Is there a better way to dynamically build an array or dictionary than using state?
Is there a better way to extract the string value than the content-to-string function used here?
Are there more efficient ways to produce any of these variants?

#let collectedwords = state("unique_name", ())
#let content-to-string(content) = {
  if content.has("text") {
    lower(content.text)
  } else if content.has("children") {
    content.children.map(content-to-string).join("")
  } else if content.has("body") {
    content-to-string(content.body)
  } else if content == [ ] {
    " "
  }
}
#let x(word) = {
  word
  collectedwords.update(
    wd => {
      wd.push((content-to-string(word), word))
      return wd// return updated state
    }
  )
}
#let showwords1() = context {// Array method
  let words = ()
  for (word) in collectedwords.get() {
    words.push(word)
  }
  return words.slice(2,)
    .sorted(key: k => k.at(0))
    .map(((a,b)) => (b))
    .join(", ", last: ", and ")
}
#let showwords2() = context {// Dedup array mtethod
  let words = ()
  for (word) in collectedwords.get() {
    words.push(word)
  }
  return words.slice(2,)
    .dedup(key: ((a,b)) => a)
    .sorted(key: k => k.at(0))
    .map(((a,b)) => (b))
    .join(", ", last: ", and ")
}
#let showwords3() = context {// Dictionary method
  let words = ()
  for (word) in collectedwords.get() {
    words.push(word)
  }
  return words
    .slice(2,)
    .sorted(key: k => k.at(0))    
    .to-dict().values()
    .join(", ", last: ", and ")
}

= Mechanism to list marked words in a text

The marked words in order of occurence in the text: #x[def], #x[_def_], #x[ghi], #x[ghi], #x[_jkl_], #x[मुदिता], #x[abc], and #x[Abc]. (In use they would be scattered throughout a larger text.) These routines each produce a sorted list of the words. Each variant has different characteristics.

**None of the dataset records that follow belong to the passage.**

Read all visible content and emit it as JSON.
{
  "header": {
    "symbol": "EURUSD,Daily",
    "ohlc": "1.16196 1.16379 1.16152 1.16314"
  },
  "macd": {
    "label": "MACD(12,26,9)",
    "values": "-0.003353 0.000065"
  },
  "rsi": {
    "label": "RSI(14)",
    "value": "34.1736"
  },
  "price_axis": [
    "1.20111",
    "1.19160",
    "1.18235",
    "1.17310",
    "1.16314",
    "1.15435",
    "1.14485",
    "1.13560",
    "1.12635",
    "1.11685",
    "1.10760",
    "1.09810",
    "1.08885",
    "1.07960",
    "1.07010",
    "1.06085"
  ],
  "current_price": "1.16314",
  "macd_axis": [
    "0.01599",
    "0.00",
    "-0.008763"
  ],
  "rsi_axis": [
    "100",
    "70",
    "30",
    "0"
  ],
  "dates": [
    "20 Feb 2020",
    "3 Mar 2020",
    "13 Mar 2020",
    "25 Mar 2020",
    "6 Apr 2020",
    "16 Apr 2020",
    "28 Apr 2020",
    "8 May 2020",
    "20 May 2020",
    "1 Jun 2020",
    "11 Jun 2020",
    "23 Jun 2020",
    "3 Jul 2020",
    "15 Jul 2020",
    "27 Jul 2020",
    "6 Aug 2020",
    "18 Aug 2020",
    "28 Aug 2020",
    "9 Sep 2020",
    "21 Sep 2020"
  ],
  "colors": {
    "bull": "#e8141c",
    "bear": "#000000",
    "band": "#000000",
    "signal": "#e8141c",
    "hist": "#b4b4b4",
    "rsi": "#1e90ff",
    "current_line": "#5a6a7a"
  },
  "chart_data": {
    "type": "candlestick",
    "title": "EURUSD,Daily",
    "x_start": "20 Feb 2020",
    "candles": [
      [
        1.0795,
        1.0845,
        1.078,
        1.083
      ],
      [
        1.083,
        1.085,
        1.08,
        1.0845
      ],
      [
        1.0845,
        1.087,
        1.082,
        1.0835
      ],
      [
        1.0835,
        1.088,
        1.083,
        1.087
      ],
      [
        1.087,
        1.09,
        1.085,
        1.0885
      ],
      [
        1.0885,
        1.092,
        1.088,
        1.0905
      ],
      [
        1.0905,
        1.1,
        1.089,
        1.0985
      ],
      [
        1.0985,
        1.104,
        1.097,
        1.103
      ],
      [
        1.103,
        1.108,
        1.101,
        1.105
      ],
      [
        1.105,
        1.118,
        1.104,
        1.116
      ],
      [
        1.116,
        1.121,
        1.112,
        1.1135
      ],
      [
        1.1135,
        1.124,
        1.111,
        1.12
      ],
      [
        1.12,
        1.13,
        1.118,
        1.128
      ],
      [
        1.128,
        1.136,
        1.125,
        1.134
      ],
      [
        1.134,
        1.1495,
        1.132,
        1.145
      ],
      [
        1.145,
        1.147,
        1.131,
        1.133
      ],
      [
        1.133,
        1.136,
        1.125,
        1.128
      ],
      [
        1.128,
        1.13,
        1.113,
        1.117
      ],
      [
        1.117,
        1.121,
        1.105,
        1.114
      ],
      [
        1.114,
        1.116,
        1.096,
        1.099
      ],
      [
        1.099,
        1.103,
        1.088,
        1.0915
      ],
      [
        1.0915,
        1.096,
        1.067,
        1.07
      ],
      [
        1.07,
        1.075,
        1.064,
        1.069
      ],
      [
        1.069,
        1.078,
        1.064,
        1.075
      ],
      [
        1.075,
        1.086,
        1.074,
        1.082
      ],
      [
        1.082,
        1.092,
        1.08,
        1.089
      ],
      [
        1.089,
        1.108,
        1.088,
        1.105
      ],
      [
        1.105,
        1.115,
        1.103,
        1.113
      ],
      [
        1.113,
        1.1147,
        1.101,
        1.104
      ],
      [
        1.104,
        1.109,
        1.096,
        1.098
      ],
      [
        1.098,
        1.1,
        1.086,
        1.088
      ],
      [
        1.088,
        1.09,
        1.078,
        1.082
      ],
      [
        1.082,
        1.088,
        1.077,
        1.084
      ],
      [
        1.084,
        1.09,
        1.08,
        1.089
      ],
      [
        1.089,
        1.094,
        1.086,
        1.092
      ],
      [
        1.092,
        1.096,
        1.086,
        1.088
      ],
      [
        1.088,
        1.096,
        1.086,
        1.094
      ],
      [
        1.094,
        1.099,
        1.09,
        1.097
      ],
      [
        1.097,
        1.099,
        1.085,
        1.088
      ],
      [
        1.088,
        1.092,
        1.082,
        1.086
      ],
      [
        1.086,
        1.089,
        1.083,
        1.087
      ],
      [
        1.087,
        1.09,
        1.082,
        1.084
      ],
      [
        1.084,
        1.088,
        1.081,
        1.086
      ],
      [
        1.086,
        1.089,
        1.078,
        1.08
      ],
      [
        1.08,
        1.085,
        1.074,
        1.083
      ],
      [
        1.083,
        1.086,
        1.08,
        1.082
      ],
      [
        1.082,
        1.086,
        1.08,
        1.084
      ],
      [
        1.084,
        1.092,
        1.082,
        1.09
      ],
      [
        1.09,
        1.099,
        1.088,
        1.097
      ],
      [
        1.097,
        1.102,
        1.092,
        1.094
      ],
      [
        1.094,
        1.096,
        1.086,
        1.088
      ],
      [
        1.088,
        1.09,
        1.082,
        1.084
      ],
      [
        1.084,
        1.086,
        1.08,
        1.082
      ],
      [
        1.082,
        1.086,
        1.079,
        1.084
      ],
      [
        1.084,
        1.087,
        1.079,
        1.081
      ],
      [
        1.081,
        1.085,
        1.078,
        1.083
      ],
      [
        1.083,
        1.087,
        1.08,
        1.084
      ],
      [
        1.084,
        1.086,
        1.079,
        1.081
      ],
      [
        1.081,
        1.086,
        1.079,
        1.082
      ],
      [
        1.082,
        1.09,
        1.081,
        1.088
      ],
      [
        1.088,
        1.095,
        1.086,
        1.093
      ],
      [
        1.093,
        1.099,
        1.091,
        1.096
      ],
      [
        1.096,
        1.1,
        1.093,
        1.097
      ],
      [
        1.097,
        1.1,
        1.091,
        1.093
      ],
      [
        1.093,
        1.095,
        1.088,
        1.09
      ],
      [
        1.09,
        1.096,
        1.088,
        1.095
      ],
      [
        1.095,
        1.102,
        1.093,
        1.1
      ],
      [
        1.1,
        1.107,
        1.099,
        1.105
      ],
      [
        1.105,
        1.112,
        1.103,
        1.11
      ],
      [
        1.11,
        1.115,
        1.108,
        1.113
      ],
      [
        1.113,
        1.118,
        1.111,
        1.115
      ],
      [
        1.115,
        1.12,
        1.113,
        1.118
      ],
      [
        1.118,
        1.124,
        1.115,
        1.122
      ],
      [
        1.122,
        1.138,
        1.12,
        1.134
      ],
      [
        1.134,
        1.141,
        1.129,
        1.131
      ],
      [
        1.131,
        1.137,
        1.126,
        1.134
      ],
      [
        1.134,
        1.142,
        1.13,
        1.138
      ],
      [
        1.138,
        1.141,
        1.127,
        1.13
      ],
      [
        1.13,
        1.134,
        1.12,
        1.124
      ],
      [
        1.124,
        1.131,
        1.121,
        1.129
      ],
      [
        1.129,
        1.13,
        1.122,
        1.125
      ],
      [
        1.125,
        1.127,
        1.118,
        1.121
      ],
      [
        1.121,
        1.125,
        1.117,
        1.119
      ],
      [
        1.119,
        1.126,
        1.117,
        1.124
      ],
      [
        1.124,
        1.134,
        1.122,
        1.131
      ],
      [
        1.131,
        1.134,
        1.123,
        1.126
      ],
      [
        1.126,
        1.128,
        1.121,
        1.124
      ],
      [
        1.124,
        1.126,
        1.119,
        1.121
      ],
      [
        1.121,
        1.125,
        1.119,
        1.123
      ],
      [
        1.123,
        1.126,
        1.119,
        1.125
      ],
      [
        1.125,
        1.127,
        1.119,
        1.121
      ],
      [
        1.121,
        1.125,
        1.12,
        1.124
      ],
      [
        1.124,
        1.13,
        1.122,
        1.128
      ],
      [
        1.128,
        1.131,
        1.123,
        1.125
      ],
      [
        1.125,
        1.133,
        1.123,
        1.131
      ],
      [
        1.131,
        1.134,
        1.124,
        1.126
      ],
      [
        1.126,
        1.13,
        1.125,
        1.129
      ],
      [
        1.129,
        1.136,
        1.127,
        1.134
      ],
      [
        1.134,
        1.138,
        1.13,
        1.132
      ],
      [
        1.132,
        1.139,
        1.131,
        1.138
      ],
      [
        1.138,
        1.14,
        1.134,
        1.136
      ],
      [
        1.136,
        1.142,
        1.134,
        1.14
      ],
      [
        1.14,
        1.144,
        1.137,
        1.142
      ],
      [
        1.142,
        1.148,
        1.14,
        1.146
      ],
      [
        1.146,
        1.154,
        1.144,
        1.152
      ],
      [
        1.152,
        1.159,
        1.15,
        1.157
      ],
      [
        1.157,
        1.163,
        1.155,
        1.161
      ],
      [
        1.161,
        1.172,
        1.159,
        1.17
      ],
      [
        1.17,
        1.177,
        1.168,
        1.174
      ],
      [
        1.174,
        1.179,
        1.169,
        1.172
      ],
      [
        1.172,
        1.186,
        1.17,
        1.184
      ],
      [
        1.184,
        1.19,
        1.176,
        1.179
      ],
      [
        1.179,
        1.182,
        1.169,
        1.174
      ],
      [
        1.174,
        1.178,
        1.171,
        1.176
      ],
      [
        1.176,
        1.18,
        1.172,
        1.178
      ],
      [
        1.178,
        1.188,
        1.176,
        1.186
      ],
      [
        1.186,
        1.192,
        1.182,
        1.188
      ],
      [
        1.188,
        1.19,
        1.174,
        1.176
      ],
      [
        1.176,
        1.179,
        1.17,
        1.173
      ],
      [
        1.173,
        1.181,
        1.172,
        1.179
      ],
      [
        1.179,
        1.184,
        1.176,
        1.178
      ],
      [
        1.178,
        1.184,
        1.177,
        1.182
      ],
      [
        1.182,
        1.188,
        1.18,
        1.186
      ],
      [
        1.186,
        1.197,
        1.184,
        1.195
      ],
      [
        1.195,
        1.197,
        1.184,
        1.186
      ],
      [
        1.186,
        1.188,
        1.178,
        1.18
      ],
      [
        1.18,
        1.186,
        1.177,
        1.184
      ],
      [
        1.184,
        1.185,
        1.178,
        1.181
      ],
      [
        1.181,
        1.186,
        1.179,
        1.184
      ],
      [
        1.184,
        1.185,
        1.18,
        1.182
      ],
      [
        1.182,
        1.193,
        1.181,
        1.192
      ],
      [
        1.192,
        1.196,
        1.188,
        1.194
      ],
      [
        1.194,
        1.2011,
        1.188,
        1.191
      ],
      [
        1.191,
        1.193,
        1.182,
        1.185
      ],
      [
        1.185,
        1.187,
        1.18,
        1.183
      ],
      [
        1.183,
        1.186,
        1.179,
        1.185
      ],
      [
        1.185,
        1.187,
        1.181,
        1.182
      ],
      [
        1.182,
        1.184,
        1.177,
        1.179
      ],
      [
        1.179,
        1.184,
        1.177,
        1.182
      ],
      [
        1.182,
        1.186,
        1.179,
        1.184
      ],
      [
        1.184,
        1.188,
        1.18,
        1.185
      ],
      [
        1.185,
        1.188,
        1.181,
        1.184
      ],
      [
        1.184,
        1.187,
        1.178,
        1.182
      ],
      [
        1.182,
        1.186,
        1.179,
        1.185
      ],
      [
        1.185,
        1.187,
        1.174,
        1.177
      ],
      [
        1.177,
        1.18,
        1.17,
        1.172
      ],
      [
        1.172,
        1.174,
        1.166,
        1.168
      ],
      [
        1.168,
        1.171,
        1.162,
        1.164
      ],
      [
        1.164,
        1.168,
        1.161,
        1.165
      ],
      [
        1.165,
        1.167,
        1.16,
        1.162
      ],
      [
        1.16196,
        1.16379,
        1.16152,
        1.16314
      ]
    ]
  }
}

Sorted lists of marked words:
- Array method: #showwords1().
- Dedup array method: #showwords2().
- Dictionary method: #showwords3().

Differences:
- The array method preserves the order in which spelling duplicates (#underline[Abc] and #underline[abc], here) are found.
- The dedup method shows the first occurrence of each unique spelling
- The dictionary method shows the last occurence of each unique spelling.

Andrew · September 2, 2025, 10:56am

Considering you don’t want to inline #arr.push(func[the thing]); every time you want to write the thing, no.

t4t – Typst Universe 's get.text, but currently you can’t do that for 100% of values, like context.

Well, there is a shorter way to update the state array:

#import "@preview/t4t:0.4.3": get

#let x(word) = {
  word
  collected-words.update(wd => wd + ((get.text(word), word),))
}

Also you don’t need for loops or parentheses in various cases.

/// Array method.
#let showwords1() = context {
  collected-words
    .get()
    .sorted(key: array.first)
    .map(((a, b)) => b)
    .join(", ", last: ", and ")
}

/// Dedup array method.
#let showwords2() = context {
  collected-words
    .get()
    .dedup(key: ((a, b)) => a)
    .sorted(key: array.first)
    .map(((a, b)) => b)
    .join(", ", last: ", and ")
}

/// Dictionary method.
#let showwords3() = context {
  collected-words
    .get()
    .sorted(key: array.first)
    .to-dict()
    .values()
    .join(", ", last: ", and ")
}

This is pretty efficient for what it does. Don’t concern yourself with performance unless you face performance issues. You can always create a Wasm plugin from Rust or whatever and hope that that implementation will be even faster, you never know.

The golden rule says “get it done first, optimize later”. And it normally should always work great. Unless you can’t get it done because it’s too slow to keep working on it, of course.

Rik · September 4, 2025, 10:48pm

Thank you very much for that. I had not known about t4t before, but see that the routine I have to convert content to strings is similar and, for my purposes sufficient. I also appreciate the simplification and loop elimination.

One new thing I have added is to use a new feature from the development version (August 27 2025): normalize, so

#let xn(word) = {
  words.update(
    wd => wd + ((lower(content-to-string(word)
      .normalize(form: "nfkd")// disable for typst 0.13.1 use
    ), word),)
  )
}

This improves the sortation to what I consider something more reasonable, at least until more control for sorting is provided to support other schemes.